Critics consistently praised the graphics of Lock's Quest. GameDaily stated that the game had "lovingly designed" visuals with "vibrant colors" used. Nintendo World Daily praised the "wonderful sprite graphics" as well as "great animation and a clean, colorful look". GameZone praised the "exemplary sprite work". Destructoid stated that the "artistic style is terrific and the graphics are all very pleasant sprite work". GamesRadar+ described the graphics as "charming", and Pocket Gamer described them as "bright and well designed".

The music was also praised. Destructoid described the music of Lock's Quest as "incredible", GameZone described it as "beautiful and epic...some of the best original music in a DS game", and Nintendo World Report described it as "very nice". GameDaily said that the music was "reminiscent of the best RPGs".

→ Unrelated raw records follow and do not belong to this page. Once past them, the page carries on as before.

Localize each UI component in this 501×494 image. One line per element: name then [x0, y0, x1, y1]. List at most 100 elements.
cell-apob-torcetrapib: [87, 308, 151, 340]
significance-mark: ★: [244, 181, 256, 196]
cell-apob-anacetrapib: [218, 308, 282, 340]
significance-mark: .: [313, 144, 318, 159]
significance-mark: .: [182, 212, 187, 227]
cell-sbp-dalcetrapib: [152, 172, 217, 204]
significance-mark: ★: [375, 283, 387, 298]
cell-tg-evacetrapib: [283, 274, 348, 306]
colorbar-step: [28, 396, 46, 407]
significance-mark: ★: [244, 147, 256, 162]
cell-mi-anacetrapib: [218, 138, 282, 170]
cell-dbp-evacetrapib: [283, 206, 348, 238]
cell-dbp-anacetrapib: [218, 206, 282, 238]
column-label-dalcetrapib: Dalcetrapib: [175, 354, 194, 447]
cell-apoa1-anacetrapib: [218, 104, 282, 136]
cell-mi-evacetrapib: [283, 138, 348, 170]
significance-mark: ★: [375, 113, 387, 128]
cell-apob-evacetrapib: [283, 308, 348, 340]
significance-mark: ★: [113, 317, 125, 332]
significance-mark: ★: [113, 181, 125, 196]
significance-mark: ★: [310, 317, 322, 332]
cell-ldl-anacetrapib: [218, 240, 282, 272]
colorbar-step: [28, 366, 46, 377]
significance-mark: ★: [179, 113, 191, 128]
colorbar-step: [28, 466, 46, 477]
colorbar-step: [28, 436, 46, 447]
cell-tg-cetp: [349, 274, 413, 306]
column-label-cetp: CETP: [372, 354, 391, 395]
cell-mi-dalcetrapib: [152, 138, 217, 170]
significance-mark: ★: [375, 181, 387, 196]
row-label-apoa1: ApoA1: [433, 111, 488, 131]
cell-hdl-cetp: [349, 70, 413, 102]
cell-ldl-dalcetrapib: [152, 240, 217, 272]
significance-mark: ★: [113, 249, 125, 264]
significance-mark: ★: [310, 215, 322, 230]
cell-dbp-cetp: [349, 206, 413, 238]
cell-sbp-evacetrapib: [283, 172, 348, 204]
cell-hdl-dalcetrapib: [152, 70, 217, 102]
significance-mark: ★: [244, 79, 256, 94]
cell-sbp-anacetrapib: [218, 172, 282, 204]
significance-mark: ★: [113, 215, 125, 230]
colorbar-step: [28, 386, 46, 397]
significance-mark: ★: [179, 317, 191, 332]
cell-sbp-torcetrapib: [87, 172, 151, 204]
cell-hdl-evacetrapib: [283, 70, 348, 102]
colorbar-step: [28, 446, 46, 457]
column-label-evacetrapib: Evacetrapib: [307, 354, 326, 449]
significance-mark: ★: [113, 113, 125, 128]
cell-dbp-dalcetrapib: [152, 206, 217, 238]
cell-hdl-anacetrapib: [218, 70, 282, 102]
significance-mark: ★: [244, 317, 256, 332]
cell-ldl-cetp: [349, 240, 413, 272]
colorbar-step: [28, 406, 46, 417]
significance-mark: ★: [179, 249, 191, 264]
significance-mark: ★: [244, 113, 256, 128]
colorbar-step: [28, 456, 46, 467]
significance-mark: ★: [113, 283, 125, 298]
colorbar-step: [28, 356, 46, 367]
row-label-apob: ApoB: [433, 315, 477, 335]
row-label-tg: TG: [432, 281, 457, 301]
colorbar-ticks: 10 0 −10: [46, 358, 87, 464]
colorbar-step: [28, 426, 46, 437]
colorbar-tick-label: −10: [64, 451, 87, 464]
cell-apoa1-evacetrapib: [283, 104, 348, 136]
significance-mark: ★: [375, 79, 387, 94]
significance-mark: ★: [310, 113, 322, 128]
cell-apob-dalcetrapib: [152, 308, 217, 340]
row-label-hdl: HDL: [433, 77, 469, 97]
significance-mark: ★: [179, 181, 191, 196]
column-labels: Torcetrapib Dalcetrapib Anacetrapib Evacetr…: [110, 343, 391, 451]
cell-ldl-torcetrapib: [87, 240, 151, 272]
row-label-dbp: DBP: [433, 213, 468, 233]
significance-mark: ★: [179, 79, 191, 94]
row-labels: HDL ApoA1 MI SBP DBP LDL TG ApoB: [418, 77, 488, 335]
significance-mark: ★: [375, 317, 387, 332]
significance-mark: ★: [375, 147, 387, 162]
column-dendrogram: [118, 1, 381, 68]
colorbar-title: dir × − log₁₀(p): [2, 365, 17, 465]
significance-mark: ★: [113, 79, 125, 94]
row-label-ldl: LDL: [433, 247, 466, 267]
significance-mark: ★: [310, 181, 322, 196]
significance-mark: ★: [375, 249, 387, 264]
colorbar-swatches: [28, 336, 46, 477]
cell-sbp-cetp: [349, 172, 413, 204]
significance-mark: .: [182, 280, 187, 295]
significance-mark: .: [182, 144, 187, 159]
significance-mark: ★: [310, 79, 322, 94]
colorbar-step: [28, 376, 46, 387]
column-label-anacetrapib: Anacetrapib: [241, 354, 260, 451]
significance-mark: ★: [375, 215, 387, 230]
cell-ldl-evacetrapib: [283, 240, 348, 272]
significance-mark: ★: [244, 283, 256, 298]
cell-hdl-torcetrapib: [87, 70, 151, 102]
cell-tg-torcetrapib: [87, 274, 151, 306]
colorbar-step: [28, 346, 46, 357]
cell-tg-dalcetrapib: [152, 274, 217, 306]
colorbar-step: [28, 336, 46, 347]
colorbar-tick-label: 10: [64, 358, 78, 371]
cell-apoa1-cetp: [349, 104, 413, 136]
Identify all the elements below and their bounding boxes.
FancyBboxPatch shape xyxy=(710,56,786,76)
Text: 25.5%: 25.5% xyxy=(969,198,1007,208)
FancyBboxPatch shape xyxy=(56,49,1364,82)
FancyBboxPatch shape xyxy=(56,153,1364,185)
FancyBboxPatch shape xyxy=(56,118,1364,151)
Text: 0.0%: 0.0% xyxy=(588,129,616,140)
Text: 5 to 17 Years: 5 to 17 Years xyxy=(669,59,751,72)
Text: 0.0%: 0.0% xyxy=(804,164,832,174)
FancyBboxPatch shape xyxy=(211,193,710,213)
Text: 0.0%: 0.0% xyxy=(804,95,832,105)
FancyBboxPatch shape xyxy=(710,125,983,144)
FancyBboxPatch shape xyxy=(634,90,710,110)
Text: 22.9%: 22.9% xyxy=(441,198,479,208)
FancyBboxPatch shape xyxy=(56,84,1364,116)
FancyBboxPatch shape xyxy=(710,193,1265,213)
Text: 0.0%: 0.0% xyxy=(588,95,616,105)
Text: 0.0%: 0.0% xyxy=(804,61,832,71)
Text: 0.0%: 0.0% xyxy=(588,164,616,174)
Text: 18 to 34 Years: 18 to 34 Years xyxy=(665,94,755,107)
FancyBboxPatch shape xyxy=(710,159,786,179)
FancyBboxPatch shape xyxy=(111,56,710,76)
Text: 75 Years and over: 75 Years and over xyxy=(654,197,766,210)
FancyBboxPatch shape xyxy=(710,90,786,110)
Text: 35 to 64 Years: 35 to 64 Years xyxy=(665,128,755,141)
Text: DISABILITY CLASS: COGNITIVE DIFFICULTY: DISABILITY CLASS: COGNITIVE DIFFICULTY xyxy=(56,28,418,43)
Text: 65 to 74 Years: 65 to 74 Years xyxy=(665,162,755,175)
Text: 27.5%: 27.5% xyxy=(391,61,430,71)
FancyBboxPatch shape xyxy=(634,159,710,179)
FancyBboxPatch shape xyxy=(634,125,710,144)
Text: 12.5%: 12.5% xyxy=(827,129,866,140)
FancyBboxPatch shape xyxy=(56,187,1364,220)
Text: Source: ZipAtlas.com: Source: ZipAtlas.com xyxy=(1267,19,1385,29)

Reviewers expressed mixed opinions on the game's story. GameSpy described the game's story as "derivative" and "cliched", Destructoid stated it was "inoffensive and rather standard", and Eurogamer "standard fare". GamesRadar+ was more positive, describing it as "surprisingly mature" and that it "keeps the game moving nicely", IGN stated that it "wonderfully... [carries] its own full-fledged, quest-style experience", and GameDaily stated the story was "astonishingly good". Nintendo World Report lauded the story, but disliked the pacing, stating that the story "becomes truly fascinating around its half-way point. It just takes way too long to get there".

Aggregate scores
| Aggregator | Score |
|---|---|
| GameRankings | 83% |
| Metacritic | 80% |

Review scores
| Publication | Score |
|---|---|
| Destructoid | 9/10 |
| Eurogamer | 7/10 |
| GameSpot | 8/10 |
| GameSpy | 4/5 |
| GamesRadar+ | 4/5 |
| GameZone | 9/10 |
| IGN | 8.6/10 |
| Nintendo Power | 7/10 |
| Nintendo World Report | 7/10 |
| Pocket Gamer | 3.5/5 |

== Re-release==
THQ Nordic published a remaster of the original game in May 2017 for PlayStation 4, Xbox One and PC. Developed by Digital Continue, it features a remastered graphics and soundtrack, as well as new game modes. The remaster received mostly negative reviews, with reviewers criticizing the controls and overall quality of the game.

In September 2019, Lock's Quest was released on mobile devices on both the App Store and Google Play store.